Conclusion: striking the genetic jackpot
Stratistics MRC claims that personalised medicine accounted for $94 billion of sales in 2015 and will rise to $178 billion by 2022. How these drugs are used, what they cost and how they are regulated are all questions that must be resolved for them to become mainstream. We believe it will be insurance companies in the US and, to a lesser extent, national healthcare systems in Europe that play the pivotal role in eventually making bespoke medicine ordinary.
There are currently 2,500 clinical trials taking place for immunotherapy alone. On this basis, it is timely to look at personalised medicine. However, it is still early days for this investment theme. Pharmaceutical companies that have strong pipelines in immunotherapy or other areas of personalised medicine look well placed. In contrast, those with weaker pipelines and large sales forces may struggle in the short term as they restructure.
It may be that the biggest winners from personalised medicine are the healthcare insurance companies. However, to maximise their profitability they need to transform their business away from the concept of ‘shared risk’. There will be winners and losers; some insurance companies may shrink in order to become more profitable.
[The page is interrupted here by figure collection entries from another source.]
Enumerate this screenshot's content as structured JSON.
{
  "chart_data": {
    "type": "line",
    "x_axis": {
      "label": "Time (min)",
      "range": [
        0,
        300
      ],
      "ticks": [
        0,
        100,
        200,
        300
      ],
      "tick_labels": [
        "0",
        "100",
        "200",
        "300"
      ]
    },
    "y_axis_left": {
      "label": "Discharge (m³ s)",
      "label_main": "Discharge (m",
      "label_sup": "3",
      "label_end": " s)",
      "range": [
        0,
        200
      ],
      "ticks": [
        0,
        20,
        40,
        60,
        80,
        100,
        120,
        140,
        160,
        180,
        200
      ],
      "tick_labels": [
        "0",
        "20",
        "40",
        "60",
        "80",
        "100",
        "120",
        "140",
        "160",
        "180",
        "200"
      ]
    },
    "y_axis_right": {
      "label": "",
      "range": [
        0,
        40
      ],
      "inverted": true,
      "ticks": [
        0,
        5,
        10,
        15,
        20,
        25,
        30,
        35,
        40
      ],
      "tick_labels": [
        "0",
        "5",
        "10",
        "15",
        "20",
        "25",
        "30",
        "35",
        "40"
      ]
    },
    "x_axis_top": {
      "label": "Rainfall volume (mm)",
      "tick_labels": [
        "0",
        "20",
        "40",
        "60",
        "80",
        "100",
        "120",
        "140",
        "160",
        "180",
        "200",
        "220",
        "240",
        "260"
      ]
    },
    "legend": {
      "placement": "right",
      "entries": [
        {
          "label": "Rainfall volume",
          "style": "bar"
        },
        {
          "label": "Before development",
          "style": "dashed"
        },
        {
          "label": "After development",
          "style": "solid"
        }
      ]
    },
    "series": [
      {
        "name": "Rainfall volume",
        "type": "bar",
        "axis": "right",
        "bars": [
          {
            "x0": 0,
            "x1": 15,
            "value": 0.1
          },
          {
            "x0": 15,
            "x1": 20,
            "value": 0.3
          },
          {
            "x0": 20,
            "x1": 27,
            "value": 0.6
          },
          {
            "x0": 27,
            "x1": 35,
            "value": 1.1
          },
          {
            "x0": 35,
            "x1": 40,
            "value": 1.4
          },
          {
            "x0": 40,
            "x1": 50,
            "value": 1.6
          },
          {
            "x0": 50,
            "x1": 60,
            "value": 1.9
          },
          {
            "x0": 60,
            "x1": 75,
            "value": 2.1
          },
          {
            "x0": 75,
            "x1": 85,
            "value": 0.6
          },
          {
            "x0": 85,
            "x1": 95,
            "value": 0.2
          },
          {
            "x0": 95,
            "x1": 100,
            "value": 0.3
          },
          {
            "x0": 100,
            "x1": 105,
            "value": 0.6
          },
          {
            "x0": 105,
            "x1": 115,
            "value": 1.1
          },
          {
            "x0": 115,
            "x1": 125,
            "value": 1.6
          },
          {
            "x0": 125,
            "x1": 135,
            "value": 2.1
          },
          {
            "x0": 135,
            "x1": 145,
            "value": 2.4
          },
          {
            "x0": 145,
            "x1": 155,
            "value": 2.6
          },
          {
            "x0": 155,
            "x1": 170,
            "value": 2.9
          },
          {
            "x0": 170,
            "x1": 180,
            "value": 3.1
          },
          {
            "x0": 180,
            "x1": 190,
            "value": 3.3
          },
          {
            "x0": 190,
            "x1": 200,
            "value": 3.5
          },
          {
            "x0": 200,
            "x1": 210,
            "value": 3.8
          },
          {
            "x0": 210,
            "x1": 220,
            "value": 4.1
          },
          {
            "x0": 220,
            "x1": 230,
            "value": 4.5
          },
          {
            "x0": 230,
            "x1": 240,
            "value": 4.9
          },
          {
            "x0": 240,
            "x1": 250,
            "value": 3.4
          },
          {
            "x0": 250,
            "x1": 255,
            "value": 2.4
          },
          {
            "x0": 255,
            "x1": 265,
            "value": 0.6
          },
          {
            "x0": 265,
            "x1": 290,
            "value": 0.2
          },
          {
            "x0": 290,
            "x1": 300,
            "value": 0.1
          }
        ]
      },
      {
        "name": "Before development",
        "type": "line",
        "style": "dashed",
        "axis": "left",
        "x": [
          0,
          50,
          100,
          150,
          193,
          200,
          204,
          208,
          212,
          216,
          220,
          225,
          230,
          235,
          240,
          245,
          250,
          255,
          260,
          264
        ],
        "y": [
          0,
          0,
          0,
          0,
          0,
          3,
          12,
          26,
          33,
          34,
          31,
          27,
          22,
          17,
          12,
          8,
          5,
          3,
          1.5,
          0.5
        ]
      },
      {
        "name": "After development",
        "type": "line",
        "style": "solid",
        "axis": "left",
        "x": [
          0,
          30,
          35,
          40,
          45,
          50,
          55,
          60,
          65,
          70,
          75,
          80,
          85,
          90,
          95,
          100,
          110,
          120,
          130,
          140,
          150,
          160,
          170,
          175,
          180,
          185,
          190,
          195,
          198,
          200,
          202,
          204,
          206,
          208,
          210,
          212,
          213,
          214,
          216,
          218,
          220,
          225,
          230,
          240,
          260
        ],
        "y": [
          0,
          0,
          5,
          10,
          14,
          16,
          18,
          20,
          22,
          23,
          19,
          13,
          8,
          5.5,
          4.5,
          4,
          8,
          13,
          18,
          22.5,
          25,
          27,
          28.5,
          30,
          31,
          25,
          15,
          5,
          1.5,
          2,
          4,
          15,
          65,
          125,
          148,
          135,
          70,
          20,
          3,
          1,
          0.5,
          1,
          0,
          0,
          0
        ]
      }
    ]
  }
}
Although there are many obstacles to its adoption, scientific breakthroughs and exponentially increasing computing power mean that personalised medicine is coming soon to a clinic near you.
Beating cancer through our own immune system
Scientists have known for decades that immune systems are relevant to treating cancer, but have only recently identified how tumours evade attacks on the immune system.
T cells are a key part of our immune system. They multiply when germs are identified to defend us from disease. They can over-multiply, so we have immune checkpoints in order to prevent autoimmune attacks on the body’s own cells. Tumours, which arise from cancer, are problematic because they pressure the immune system to stop attacking the cancer cells. By blocking the immune checkpoints from interference, patients can fight the cancer; this is immunotherapy. The attraction of immunotherapy is the patient’s own immune system does the work, so there are far fewer side effects than with chemotherapy.
Not all patients respond to immunotherapy, however, as it only recognises pure expressions of the PD-1 protein on T cells. In humans, it is encoded by the PDCD1 gene. By testing for this, oncologists can identify whether patients will respond to immunotherapy or other treatments will be necessary.
Blue-sky thinking: healthcare in 3D
Imagine if you walked into Boots with your prescription and, instead of the pharmacist selecting from aisles of drugs, a 3D printer was used to print your bespoke tablets.
The use of 3D printing is already common in the production of prosthetics, particularly in arms and implants, and customised hearing aids. Researchers at Harvard University have just printed live cells, which include different types of tissues, such as skin, liver and cartilage, and can use them to test medicines. In the future, it may be possible to print new organs using a patient’s own cells.
The idea of a 3D printing pharmacy is not farfetched if genetic sequencing becomes commonplace. Your doctor would prescribe bespoke medicine in the form of a chemical recipe for the 3D printer to make a tablet.